Contre-Amiral DEGOUY.

  1. … Importations portées au décuple du chiffre normal ; interdictions d’exporter aussitôt neutralisées par des permis spéciaux appelés « Consenten ; » importations sous le régime du « trust, » mais dont, après la première main, la destination finale était incontrôlable, rien n’y fit. On laissa faire. « Ne touchez pas aux neutres !…, » etc., etc. Ainsi s’exprime, dans une lettre qui a paru le 26 janvier, dans la Liberté, M. J. Hédeman, correspondant de la presse française en Hollande.
  2. Ceci était plus vrai au début du conflit qu’aujourd’hui, fort heureusement. - Les Allemands ont perdu, par leur manière de conduire la guerre, en général, et en particulier par certaines brutalités à l’égard de la marine marchande suédoise, aussi bien que par des actes contraires au respect des eaux territoriales du royaume, beaucoup des sympathies qu’ils avaient su s’acquérir dans la période de « l’avant-guerre. »
  3. Les États-Unis ont en service 39 cuirassés dont 14 dreadnoughts. Ils en pourraient mettre environ 30 en ligne dans l’Atlantique. Il faudrait que la flotte anglaise eût perdu la moitié de son effectif pour se trouver en état d’infériorité Notons qu’elle a, de plus que la flotte américaine, 10 croiseurs de combat, qui sont des dreadnoughts rapides.
  4. Cette côte, longée par la branche Nord du Gulfstream, qui s’infléchit là vers le Sud-Est, reste à peu près libre de glaces en plein hiver.
  5. Je ne m’arrête pas à démontrer l’inanité des espérances que l’on avait conçues, il y a quelques mois, au sujet de la destruction quasi totale des submersibles allemands. Nos aveugles optimistes avaient oublié que les chantiers allemands produisaient sans cesse et avec une accélération marquée.

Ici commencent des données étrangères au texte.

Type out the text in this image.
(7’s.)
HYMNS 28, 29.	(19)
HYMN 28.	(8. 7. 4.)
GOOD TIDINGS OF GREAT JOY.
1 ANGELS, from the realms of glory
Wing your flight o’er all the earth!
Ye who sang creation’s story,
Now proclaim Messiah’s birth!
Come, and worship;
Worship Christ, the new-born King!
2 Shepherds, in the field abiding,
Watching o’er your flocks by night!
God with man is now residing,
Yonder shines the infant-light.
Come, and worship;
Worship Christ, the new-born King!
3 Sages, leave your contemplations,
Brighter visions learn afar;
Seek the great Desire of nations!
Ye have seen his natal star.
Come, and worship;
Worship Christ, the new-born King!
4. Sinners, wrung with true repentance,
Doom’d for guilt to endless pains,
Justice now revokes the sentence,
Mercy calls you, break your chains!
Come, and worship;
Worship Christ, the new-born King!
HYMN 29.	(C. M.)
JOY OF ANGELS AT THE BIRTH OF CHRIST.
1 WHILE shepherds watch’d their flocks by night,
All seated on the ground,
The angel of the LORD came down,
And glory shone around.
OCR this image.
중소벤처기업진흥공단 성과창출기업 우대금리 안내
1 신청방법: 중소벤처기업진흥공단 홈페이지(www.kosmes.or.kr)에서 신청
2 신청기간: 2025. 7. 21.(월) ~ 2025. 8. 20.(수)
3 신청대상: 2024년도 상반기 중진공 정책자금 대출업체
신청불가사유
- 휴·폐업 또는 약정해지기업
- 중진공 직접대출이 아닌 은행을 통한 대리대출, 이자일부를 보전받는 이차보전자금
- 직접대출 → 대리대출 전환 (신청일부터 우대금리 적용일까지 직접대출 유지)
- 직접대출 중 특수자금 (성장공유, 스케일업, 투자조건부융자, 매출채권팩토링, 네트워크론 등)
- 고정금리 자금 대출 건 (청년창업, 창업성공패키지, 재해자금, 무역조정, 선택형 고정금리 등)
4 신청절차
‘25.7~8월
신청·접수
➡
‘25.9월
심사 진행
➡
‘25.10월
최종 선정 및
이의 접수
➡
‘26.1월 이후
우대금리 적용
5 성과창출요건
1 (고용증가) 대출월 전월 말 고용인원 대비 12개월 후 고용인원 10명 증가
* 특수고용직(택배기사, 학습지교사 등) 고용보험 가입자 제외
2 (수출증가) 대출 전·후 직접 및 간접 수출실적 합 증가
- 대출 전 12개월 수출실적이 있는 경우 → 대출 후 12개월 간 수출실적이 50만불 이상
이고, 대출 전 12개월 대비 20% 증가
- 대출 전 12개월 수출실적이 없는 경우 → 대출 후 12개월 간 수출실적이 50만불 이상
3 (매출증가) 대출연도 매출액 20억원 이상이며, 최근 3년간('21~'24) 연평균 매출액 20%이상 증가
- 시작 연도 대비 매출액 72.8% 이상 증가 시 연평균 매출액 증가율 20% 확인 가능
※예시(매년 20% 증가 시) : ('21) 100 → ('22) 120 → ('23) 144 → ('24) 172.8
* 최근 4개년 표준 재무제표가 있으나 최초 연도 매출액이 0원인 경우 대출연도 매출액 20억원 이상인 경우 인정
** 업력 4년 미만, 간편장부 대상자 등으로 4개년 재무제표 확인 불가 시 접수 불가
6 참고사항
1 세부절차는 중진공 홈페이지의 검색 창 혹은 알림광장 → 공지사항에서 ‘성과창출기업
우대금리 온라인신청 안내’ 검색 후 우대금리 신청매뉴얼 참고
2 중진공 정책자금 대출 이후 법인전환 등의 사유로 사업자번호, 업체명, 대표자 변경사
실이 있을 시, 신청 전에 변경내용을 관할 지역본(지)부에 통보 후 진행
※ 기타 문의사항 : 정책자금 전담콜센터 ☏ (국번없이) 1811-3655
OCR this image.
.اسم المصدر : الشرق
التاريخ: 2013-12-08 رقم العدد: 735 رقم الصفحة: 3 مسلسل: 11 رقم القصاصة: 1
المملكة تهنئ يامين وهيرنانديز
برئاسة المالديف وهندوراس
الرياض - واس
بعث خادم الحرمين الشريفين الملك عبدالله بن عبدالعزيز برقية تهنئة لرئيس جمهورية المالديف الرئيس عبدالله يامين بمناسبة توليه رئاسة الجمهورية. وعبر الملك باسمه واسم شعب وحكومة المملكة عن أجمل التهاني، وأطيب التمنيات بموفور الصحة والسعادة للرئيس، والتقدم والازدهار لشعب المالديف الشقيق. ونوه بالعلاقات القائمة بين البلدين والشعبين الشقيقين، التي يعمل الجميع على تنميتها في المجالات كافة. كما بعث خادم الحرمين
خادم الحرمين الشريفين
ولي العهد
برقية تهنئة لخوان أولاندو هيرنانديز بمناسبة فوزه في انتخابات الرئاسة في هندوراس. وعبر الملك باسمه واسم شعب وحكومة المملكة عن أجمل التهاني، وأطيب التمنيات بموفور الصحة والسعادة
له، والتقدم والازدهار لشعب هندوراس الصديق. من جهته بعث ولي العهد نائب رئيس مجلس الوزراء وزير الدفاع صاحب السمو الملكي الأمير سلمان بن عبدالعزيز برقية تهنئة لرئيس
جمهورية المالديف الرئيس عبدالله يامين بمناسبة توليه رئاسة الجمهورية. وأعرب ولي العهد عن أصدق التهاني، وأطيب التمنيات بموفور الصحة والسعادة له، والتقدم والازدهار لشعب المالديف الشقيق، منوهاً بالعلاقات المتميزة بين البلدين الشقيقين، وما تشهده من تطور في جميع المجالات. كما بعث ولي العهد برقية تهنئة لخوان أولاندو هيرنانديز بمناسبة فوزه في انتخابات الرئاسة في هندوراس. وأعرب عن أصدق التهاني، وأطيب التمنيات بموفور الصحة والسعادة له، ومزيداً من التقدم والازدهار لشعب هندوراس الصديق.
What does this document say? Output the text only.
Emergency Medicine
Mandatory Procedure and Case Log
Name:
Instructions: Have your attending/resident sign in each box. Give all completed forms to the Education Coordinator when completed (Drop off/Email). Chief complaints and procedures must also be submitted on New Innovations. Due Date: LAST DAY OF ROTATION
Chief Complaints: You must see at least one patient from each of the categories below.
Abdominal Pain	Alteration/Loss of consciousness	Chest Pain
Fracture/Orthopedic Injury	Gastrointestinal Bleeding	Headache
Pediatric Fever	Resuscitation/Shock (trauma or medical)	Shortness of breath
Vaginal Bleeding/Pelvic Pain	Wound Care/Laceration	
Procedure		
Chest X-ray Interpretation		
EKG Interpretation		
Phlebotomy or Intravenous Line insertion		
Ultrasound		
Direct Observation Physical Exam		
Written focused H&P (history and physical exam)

  6. Il est bien entendu que je ne fais pas abstraction des ressources que les deux Empires du Centre peuvent tirer de la Turquie d’Asie, encore que ces ressources soient bien inférieures à ce qu’ils attendaient. Je n’oublie pas non plus que certains ports méditerranéens, qui, par la Suisse, peuvent correspondre assez directement avec l’Allemagne, figurent en bonne place sur les tableaux d’importations extraordinaires, ceux du coton, par exemple.